Dialysis Centre SM2, Policoro, Italy.
Nephrology Department, Hospital Universitario de Navarra, Pamplona, Spain.
Nephrol Dial Transplant. 2024 Feb 28;39(3):445-452. doi: 10.1093/ndt/gfad212.
There is growing interest in home haemodialysis (HHD) performed with low-flow dialysate devices and variable treatment schedules. The target standard Kt/V (stdKt/V) should be 2.3 volumes/week, according to KDOQI guidelines (2015). The current formula for stdKt/V does not help prescribe the dialysis dose (eKt/V) and treatment frequency (TF). The aim of this study was to obtain a formula for stdKt/V that is able to define the minimum required values of eKt/V and TF to achieve the targeted stdKtV.
Thirty-eight prevalent patients on HHD were enrolled. A total of 231 clinical datasets were available for urea modelling using the Solute-Solver software (SS), recommended by KDOQI guidelines. A new formula (stdKt/V = a + b × Kru + c × eKt/V) was obtained from multivariable regression analysis of stdKt/V vs eKt/V and residual kidney urea clearance (Kru). The values of coefficients a, b and c depend on the treatment schedules and the day of the week of blood sampling for the kinetic study (labdayofwk) and then vary for each of their foreseen 62 combinations. For practical purposes, we used only seven combinations, assuming Monday as a labdayofwk for each of the most common schedules of the 7 days of the week.
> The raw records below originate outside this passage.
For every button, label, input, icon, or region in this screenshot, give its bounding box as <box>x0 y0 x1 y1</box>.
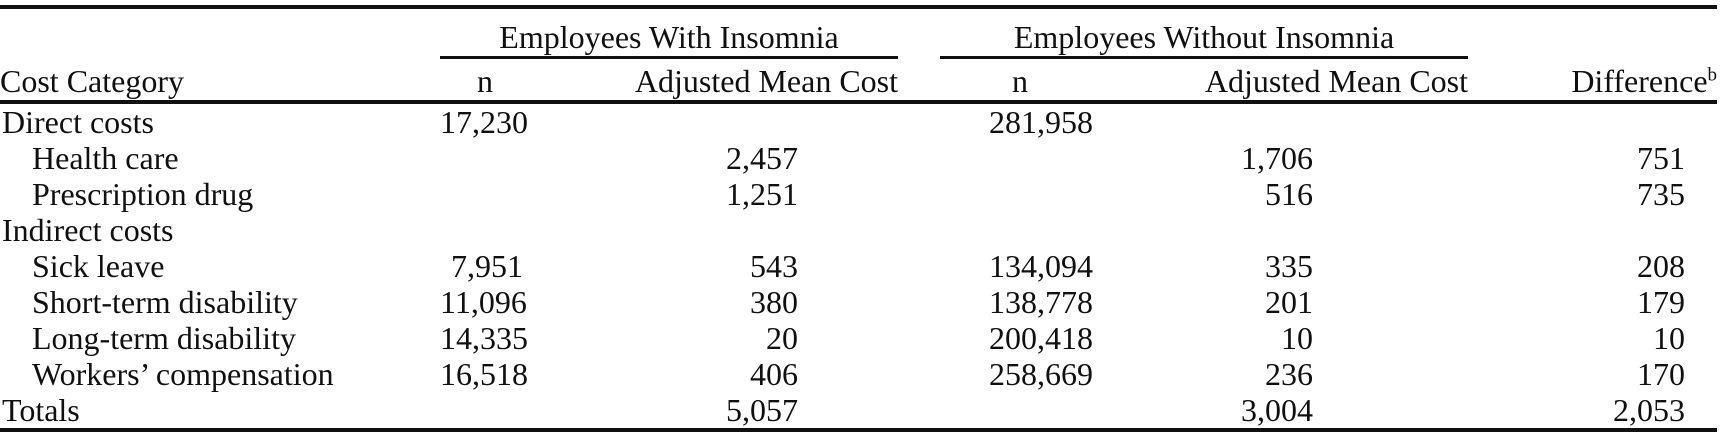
table-row: Totals 5,057 3,004 2,053 <box>0 392 1717 430</box>
group-header-empty-cell <box>1468 7 1717 58</box>
table-row: Indirect costs <box>0 212 1717 248</box>
group-header-with-insomnia: Employees With Insomnia <box>440 7 898 59</box>
col-header-n-without: n <box>940 57 1100 104</box>
cell-adjusted-mean-cost-with-insomnia: 5,057 <box>726 392 798 428</box>
cell-adjusted-mean-cost-without-insomnia <box>1100 102 1468 140</box>
cell-difference: 751 <box>1637 140 1686 176</box>
table-body: Direct costs 17,230 281,958 Health care … <box>0 102 1717 430</box>
cell-difference: 170 <box>1637 356 1686 392</box>
group-header-empty-cell <box>0 7 440 58</box>
insomnia-cost-comparison-table: Employees With Insomnia Employees Withou… <box>0 5 1718 432</box>
cell-adjusted-mean-cost-without-insomnia: 201 <box>1265 284 1314 320</box>
cell-n-without-insomnia: 134,094 <box>989 248 1093 284</box>
cell-difference: 10 <box>1653 320 1686 356</box>
cell-adjusted-mean-cost-without-insomnia: 10 <box>1281 320 1314 356</box>
column-header-row: Cost Category n Adjusted Mean Cost n Adj… <box>0 57 1718 104</box>
difference-footnote-marker: b <box>1707 64 1718 86</box>
cell-n-with-insomnia <box>440 176 530 212</box>
table-row: Prescription drug 1,251 516 735 <box>0 176 1717 212</box>
group-header-row: Employees With Insomnia Employees Withou… <box>0 7 1717 59</box>
cell-n-with-insomnia: 14,335 <box>440 320 528 356</box>
col-header-adjusted-mean-cost-without: Adjusted Mean Cost <box>1100 57 1469 104</box>
cell-difference: 208 <box>1637 248 1686 284</box>
cell-n-with-insomnia <box>440 140 530 176</box>
cell-adjusted-mean-cost-with-insomnia: 1,251 <box>726 176 798 212</box>
cell-n-without-insomnia <box>940 212 1100 248</box>
row-label: Sick leave <box>32 248 165 284</box>
cell-n-without-insomnia: 281,958 <box>989 104 1093 140</box>
spacer-cell <box>898 140 940 176</box>
cell-n-with-insomnia <box>440 212 530 248</box>
spacer-cell <box>898 356 940 392</box>
table-row: Direct costs 17,230 281,958 <box>0 102 1717 140</box>
cell-n-with-insomnia: 16,518 <box>440 356 528 392</box>
cell-n-with-insomnia: 7,951 <box>451 248 523 284</box>
cell-n-with-insomnia: 11,096 <box>440 284 527 320</box>
cell-adjusted-mean-cost-without-insomnia: 516 <box>1265 176 1314 212</box>
cell-n-without-insomnia: 258,669 <box>989 356 1093 392</box>
cell-n-without-insomnia <box>940 392 1100 430</box>
cell-difference: 735 <box>1637 176 1686 212</box>
table-header: Employees With Insomnia Employees Withou… <box>0 7 1718 104</box>
table-row: Long-term disability 14,335 20 200,418 1… <box>0 320 1717 356</box>
group-header-without-insomnia: Employees Without Insomnia <box>940 7 1469 59</box>
cell-n-without-insomnia: 200,418 <box>989 320 1093 356</box>
spacer-cell <box>898 102 940 140</box>
spacer-cell <box>898 284 940 320</box>
cell-adjusted-mean-cost-with-insomnia <box>530 102 898 140</box>
cell-adjusted-mean-cost-without-insomnia: 3,004 <box>1241 392 1314 428</box>
row-label: Health care <box>32 140 179 176</box>
cell-adjusted-mean-cost-with-insomnia: 543 <box>750 248 798 284</box>
cell-adjusted-mean-cost-with-insomnia <box>530 212 898 248</box>
spacer-cell <box>898 248 940 284</box>
row-label: Indirect costs <box>2 212 174 248</box>
spacer-cell <box>898 320 940 356</box>
cell-adjusted-mean-cost-without-insomnia: 335 <box>1265 248 1314 284</box>
cell-adjusted-mean-cost-without-insomnia <box>1100 212 1468 248</box>
spacer-cell <box>898 212 940 248</box>
row-label: Prescription drug <box>32 176 254 212</box>
row-label: Short-term disability <box>32 284 298 320</box>
difference-label: Difference <box>1571 63 1708 99</box>
cell-n-with-insomnia <box>440 392 530 430</box>
cell-adjusted-mean-cost-without-insomnia: 236 <box>1265 356 1314 392</box>
table-row: Health care 2,457 1,706 751 <box>0 140 1717 176</box>
cell-adjusted-mean-cost-with-insomnia: 2,457 <box>726 140 798 176</box>
row-label: Long-term disability <box>32 320 296 356</box>
col-header-cost-category: Cost Category <box>0 57 440 104</box>
group-header-spacer-cell <box>898 7 940 58</box>
cell-adjusted-mean-cost-with-insomnia: 406 <box>750 356 798 392</box>
cell-n-without-insomnia <box>940 140 1100 176</box>
spacer-cell <box>898 392 940 430</box>
table-row: Workers’ compensation 16,518 406 258,669… <box>0 356 1717 392</box>
cell-adjusted-mean-cost-with-insomnia: 380 <box>750 284 798 320</box>
col-header-difference: Differenceb <box>1468 57 1718 104</box>
cell-adjusted-mean-cost-with-insomnia: 20 <box>766 320 798 356</box>
col-header-adjusted-mean-cost-with: Adjusted Mean Cost <box>530 57 898 104</box>
cell-adjusted-mean-cost-without-insomnia: 1,706 <box>1241 140 1314 176</box>
cell-n-without-insomnia <box>940 176 1100 212</box>
cell-difference: 2,053 <box>1613 392 1686 428</box>
row-label: Direct costs <box>2 104 154 140</box>
col-header-spacer-cell <box>898 57 940 104</box>
table-row: Sick leave 7,951 543 134,094 335 208 <box>0 248 1717 284</box>
cell-n-with-insomnia: 17,230 <box>440 104 528 140</box>
cell-difference: 179 <box>1637 284 1686 320</box>
spacer-cell <box>898 176 940 212</box>
row-label: Workers’ compensation <box>32 356 334 392</box>
cell-difference <box>1468 102 1717 140</box>
row-label: Totals <box>2 392 80 428</box>
table-row: Short-term disability 11,096 380 138,778… <box>0 284 1717 320</box>
col-header-n-with: n <box>440 57 530 104</box>
cell-difference <box>1468 212 1717 248</box>
cell-n-without-insomnia: 138,778 <box>989 284 1093 320</box>
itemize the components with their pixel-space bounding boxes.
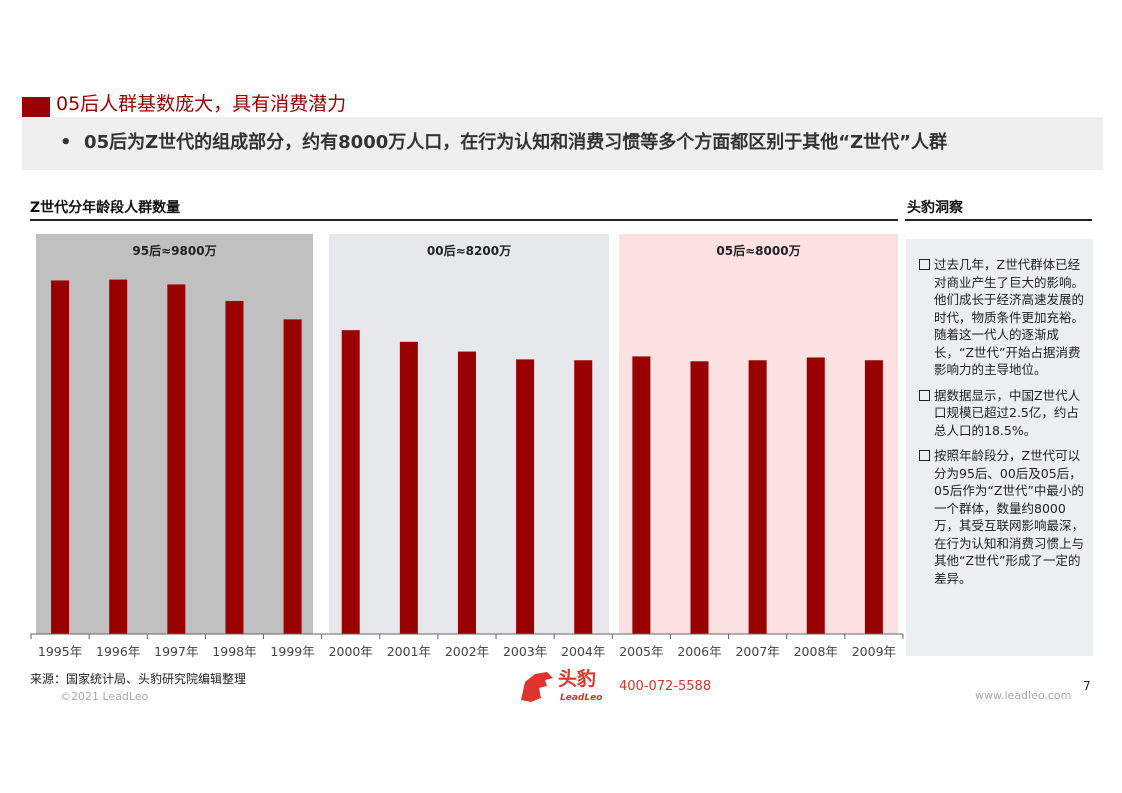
x-tick-label: 2004年: [561, 644, 605, 659]
checkbox-bullet-icon: [919, 450, 930, 461]
checkbox-bullet-icon: [919, 389, 930, 401]
x-tick-label: 2001年: [387, 644, 431, 659]
bar: [51, 280, 70, 634]
insight-item: 据数据显示，中国Z世代人口规模已超过2.5亿，约占总人口的18.5%。: [919, 387, 1086, 440]
x-tick-label: 2008年: [794, 644, 838, 659]
bar: [341, 330, 360, 634]
x-tick-label: 1996年: [96, 644, 140, 659]
bar: [864, 360, 883, 634]
leopard-logo-icon: [517, 670, 555, 704]
x-tick-label: 2002年: [445, 644, 489, 659]
checkbox-bullet-icon: [919, 259, 930, 270]
bar-chart: 95后≈9800万 00后≈8200万 05后≈8000万 1995年 1996年 199…: [30, 234, 904, 659]
bar: [748, 360, 767, 634]
insight-panel: 过去几年，Z世代群体已经对商业产生了巨大的影响。他们成长于经济高速发展的时代，物…: [906, 239, 1093, 656]
x-tick-label: 2009年: [852, 644, 896, 659]
phone-number: 400-072-5588: [619, 679, 712, 694]
page-title: 05后人群基数庞大，具有消费潜力: [56, 93, 347, 115]
logo-cn: 头豹: [558, 668, 597, 690]
bar: [632, 356, 651, 634]
bar: [457, 351, 476, 634]
bar: [283, 319, 302, 634]
x-tick-label: 1998年: [212, 644, 256, 659]
bar: [225, 300, 244, 634]
x-tick-label: 2007年: [735, 644, 779, 659]
x-tick-label: 1995年: [38, 644, 82, 659]
insight-item: 过去几年，Z世代群体已经对商业产生了巨大的影响。他们成长于经济高速发展的时代，物…: [919, 256, 1086, 379]
source-note: 来源：国家统计局、头豹研究院编辑整理: [30, 672, 247, 686]
bar: [109, 279, 128, 634]
chart-section-title: Z世代分年龄段人群数量: [30, 200, 181, 216]
bar: [516, 359, 535, 634]
divider: [905, 219, 1092, 221]
x-tick-label: 1997年: [154, 644, 198, 659]
copyright: ©2021 LeadLeo: [60, 690, 149, 703]
divider: [30, 219, 898, 221]
subtitle-bar: [22, 117, 1103, 170]
insight-item: 按照年龄段分，Z世代可以分为95后、00后及05后，05后作为“Z世代”中最小的…: [919, 447, 1086, 587]
bar: [574, 360, 593, 634]
group-label: 05后≈8000万: [716, 243, 800, 258]
website: www.leadleo.com: [975, 689, 1072, 702]
x-tick-label: 1999年: [270, 644, 314, 659]
group-label: 00后≈8200万: [427, 243, 511, 258]
bar: [167, 284, 186, 634]
x-tick-label: 2006年: [677, 644, 721, 659]
x-tick-label: 2005年: [619, 644, 663, 659]
bar: [399, 341, 418, 634]
subtitle-text: 05后为Z世代的组成部分，约有8000万人口，在行为认知和消费习惯等多个方面都区…: [84, 132, 947, 153]
group-label: 95后≈9800万: [132, 243, 216, 258]
x-tick-label: 2000年: [329, 644, 373, 659]
x-tick-label: 2003年: [503, 644, 547, 659]
bar: [806, 357, 825, 634]
subtitle: • 05后为Z世代的组成部分，约有8000万人口，在行为认知和消费习惯等多个方面…: [60, 132, 947, 153]
page-number: 7: [1083, 679, 1091, 693]
logo-en: LeadLeo: [560, 693, 603, 703]
side-section-title: 头豹洞察: [907, 200, 963, 216]
bar: [690, 361, 709, 634]
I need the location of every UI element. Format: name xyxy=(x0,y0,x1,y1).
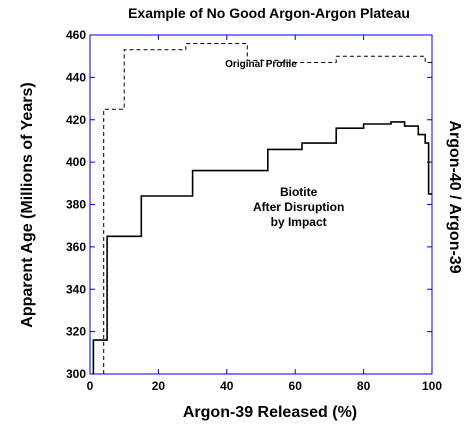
x-tick-label: 0 xyxy=(87,379,94,393)
y-tick-label: 420 xyxy=(66,113,86,127)
x-tick-label: 80 xyxy=(357,379,371,393)
y-tick-label: 360 xyxy=(66,240,86,254)
series-line-2 xyxy=(92,121,432,374)
y-tick-label: 400 xyxy=(66,155,86,169)
x-tick-label: 60 xyxy=(289,379,303,393)
x-tick-label: 40 xyxy=(220,379,234,393)
y-tick-label: 320 xyxy=(66,325,86,339)
annotation-line: Biotite xyxy=(280,185,318,199)
y-axis-label-right: Argon-40 / Argon-39 xyxy=(446,120,463,273)
y-tick-label: 380 xyxy=(66,198,86,212)
annotation-1: Original Profile xyxy=(225,59,297,70)
y-tick-label: 440 xyxy=(66,70,86,84)
annotation-line: Original Profile xyxy=(225,59,297,70)
annotation-line: After Disruption xyxy=(253,200,344,214)
x-tick-label: 100 xyxy=(422,379,442,393)
chart-title: Example of No Good Argon-Argon Plateau xyxy=(128,5,410,21)
series-line-1 xyxy=(103,43,432,374)
series-group xyxy=(92,43,432,374)
y-axis-label: Apparent Age (Millions of Years) xyxy=(19,82,36,327)
y-tick-label: 300 xyxy=(66,367,86,381)
annotation-line: by Impact xyxy=(271,215,327,229)
x-tick-label: 20 xyxy=(152,379,166,393)
x-axis-label: Argon-39 Released (%) xyxy=(183,404,357,421)
y-tick-label: 460 xyxy=(66,28,86,42)
annotation-2: Biotite After Disruption by Impact xyxy=(253,185,344,229)
annotations: Original Profile Biotite After Disruption b… xyxy=(225,59,344,229)
y-tick-label: 340 xyxy=(66,282,86,296)
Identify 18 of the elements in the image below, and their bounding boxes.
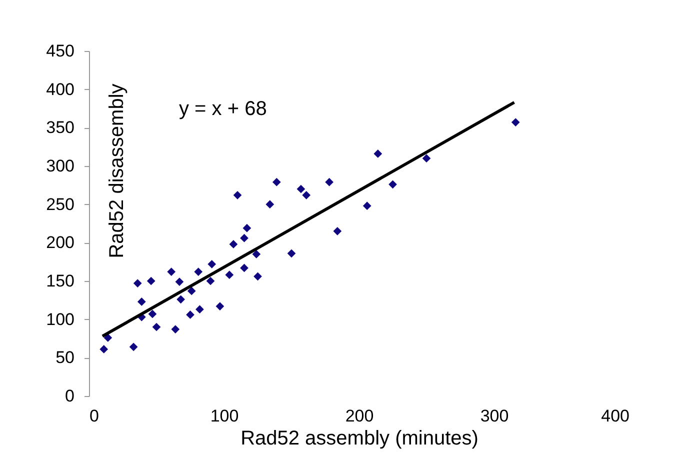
x-axis-title: Rad52 assembly (minutes) [240, 428, 478, 450]
y-axis-title: Rad52 disassembly [106, 84, 128, 258]
y-tick-label: 350 [46, 118, 74, 138]
x-tick-label: 100 [210, 406, 239, 426]
y-tick-label: 300 [46, 156, 74, 176]
y-tick-label: 200 [46, 233, 74, 252]
y-tick-label: 0 [65, 386, 74, 406]
annotation: y = x + 68 [179, 98, 267, 120]
x-tick-label: 400 [601, 406, 630, 426]
x-tick-label: 300 [480, 406, 509, 426]
x-tick-label: 0 [90, 406, 99, 426]
x-tick-label: 200 [345, 406, 374, 426]
y-tick-label: 50 [56, 348, 74, 368]
y-tick-label: 250 [46, 194, 74, 214]
y-tick-label: 400 [46, 80, 74, 99]
y-tick-label: 150 [46, 272, 74, 290]
y-tick-label: 450 [46, 42, 74, 60]
y-tick-label: 100 [46, 310, 74, 329]
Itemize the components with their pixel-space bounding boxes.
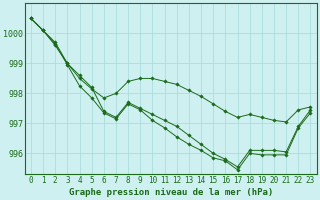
X-axis label: Graphe pression niveau de la mer (hPa): Graphe pression niveau de la mer (hPa) [68, 188, 273, 197]
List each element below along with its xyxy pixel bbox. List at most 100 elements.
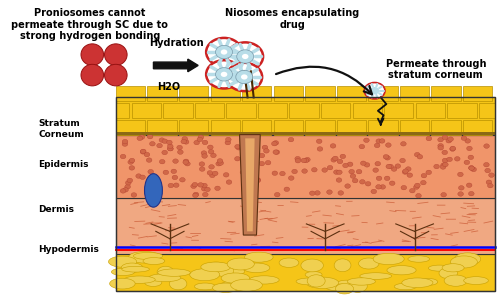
Ellipse shape [112,268,135,275]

The stdKt/V values obtained with SS were compared with the paired ones obtained with the formula. The mean ± standard deviation stdKt/V values obtained with SS and the formula were 3.043 ± 0.530 and 2.990 ± 0.553, respectively, with 95% confidence interval +0.15 to -0.26. A 'prescription graph' was built using the formula to draw lines expressing the relationship between Kru and required eKt/V for each TF. Using this graph, TF could have been reduced from the delivered 5.8 ± 0.8 to 4.8 ± 0.8 weekly sessions.
The new formula for stdKtV is reliable and can support clinicians to prescribe the dialysis dose and TF in patients undergoing HHD.
使用低流量透析液设备和可变治疗方案进行家庭血液透析(HHD)越来越受到关注。根据 KDOQI 指南(2015 年),目标标准 Kt/V(stdKt/V)应为 2.3 体积/周。目前的 stdKt/V 公式无助于规定透析剂量(eKt/V)和治疗频率(TF)。本研究旨在获得一个能够定义达到目标 stdKtV 所需的最低 eKt/V 和 TF 值的 stdKt/V 公式。
纳入 38 名接受 HHD 的患者。共有 231 例临床数据集可用于使用 KDOQI 指南推荐的 Solute-Solver 软件(SS)进行尿素建模。通过多变量回归分析 stdKt/V 与 eKt/V 和残余肾尿素清除率(Kru),从 SS 获得了一个新的公式(stdKt/V=a+b×Kru+c×eKt/V)。系数 a、b 和 c 的值取决于治疗方案和动力学研究的采血日(labdayofwk),然后因每个预期的 62 种组合而有所不同。出于实际目的,我们仅使用了七种组合,假设每周的星期一为 labdayofwk,适用于每周的七种最常见方案中的每一种。
用 SS 得到的 stdKt/V 值与用公式得到的配对值进行了比较。SS 和公式得到的平均标准偏差 stdKt/V 值分别为 3.043±0.530 和 2.990±0.553,95%置信区间为+0.15 至-0.26。使用该公式绘制了一条表示 Kru 与每个 TF 所需 eKt/V 之间关系的“处方图”。使用该图,TF 可以从每周 5.8±0.8 次减少到 4.8±0.8 次。
新的 stdKtV 公式可靠,可帮助临床医生为接受 HHD 的患者规定透析剂量和 TF。